Friday, October 23, 2009

Masters of Competitive Intelligence

The past masters of competitive intelligence offer the following four pieces of advice:
  1. Act on critical intelligence with speed - Nathan Rothschild.
  2. You will need less information if you build on past experience - Warren Buffett.
  3. See your competitors through the eyes of your customers - probably the clearest view of all - Sam Walton and Michael Dell.
  4. Scan the market from all dimensions including the political - Richard Branson.

Several other tools and ideas are important with respect to competitive intelligence. One is the idea of transparency. An important lesson is that transparency in the context of competitive intelligence, does not just happen and it's not the product of architecture alone. You need to direct intelligence, to give people a place to send it and to provide a purpose. You need to direct it - find places and portals - such as a network or a war room where all becomes visible.

"I can find out anything within three phone calls" and there are six points of contact from anyone else is another key idea. Competitive intelligence needs people who are builders and developers of connections. Development needs to be in their blood - the "look around and just-three-phone-calls-will-do-it" types. There is also a deeper and more substantive competent to this - day in and day out, people emit signals that reveal their intentions and deepest desires. If we do no pick them up, it is because we are not paying attention. The reason for this is simple: we are usually locked up in our own worlds, listening to our internal monologues, obsessed with ourselves and satisfying our own egos. To the extent that you can drop your self-interest and see people for who they are, divorced from your desires, you will become more sensitive to their signals. This creates stronger relationships and broader networks.

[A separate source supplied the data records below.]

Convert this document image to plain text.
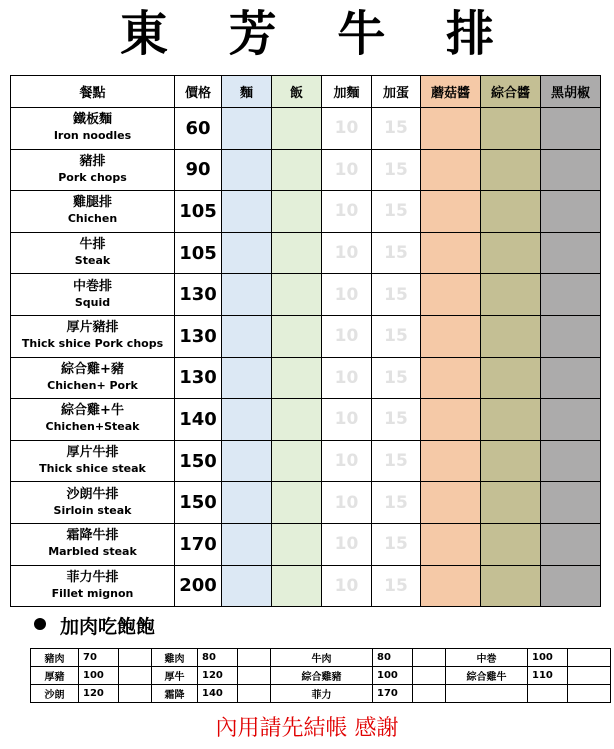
東 芳 牛 排
餐點	價格	麵	飯	加麵	加蛋	蘑菇醬	綜合醬	黑胡椒

鐵板麵
Iron noodles	60			10	15			

豬排
Pork chops	90			10	15			

雞腿排
Chichen	105			10	15			

牛排
Steak	105			10	15			

中巻排
Squid	130			10	15			

厚片豬排
Thick shice Pork chops	130			10	15			

綜合雞+豬
Chichen+ Pork	130			10	15			

綜合雞+牛
Chichen+Steak	140			10	15			

厚片牛排
Thick shice steak	150			10	15			

沙朗牛排
Sirloin steak	150			10	15			

霜降牛排
Marbled steak	170			10	15			

菲力牛排
Fillet mignon	200			10	15			
加肉吃飽飽
豬肉	70		雞肉	80		牛肉	80		中巻	100	
厚豬	100		厚牛	120		綜合雞豬	100		綜合雞牛	110	
沙朗	120		霜降	140		菲力	170				
內用請先結帳 感謝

The last thought concerns ground-level data - bean counting. People who enjoy and understand the information they collect. Helping to provide reason and meaning behind the network of connections. A bean counter from an intelligence perspective is the lifeblood of management decision making. You can find bean counters in sales, finance, purchasing, customer service, and product management. It's less the function in which you find a bean counter that's important than it is how companies use the insight they bring that is critical. Competitive intelligence and information means nothing unless you are adept at interpreting human behavior and psychology. Without that skill you will see in it what you want to see, confirming your own prejudices.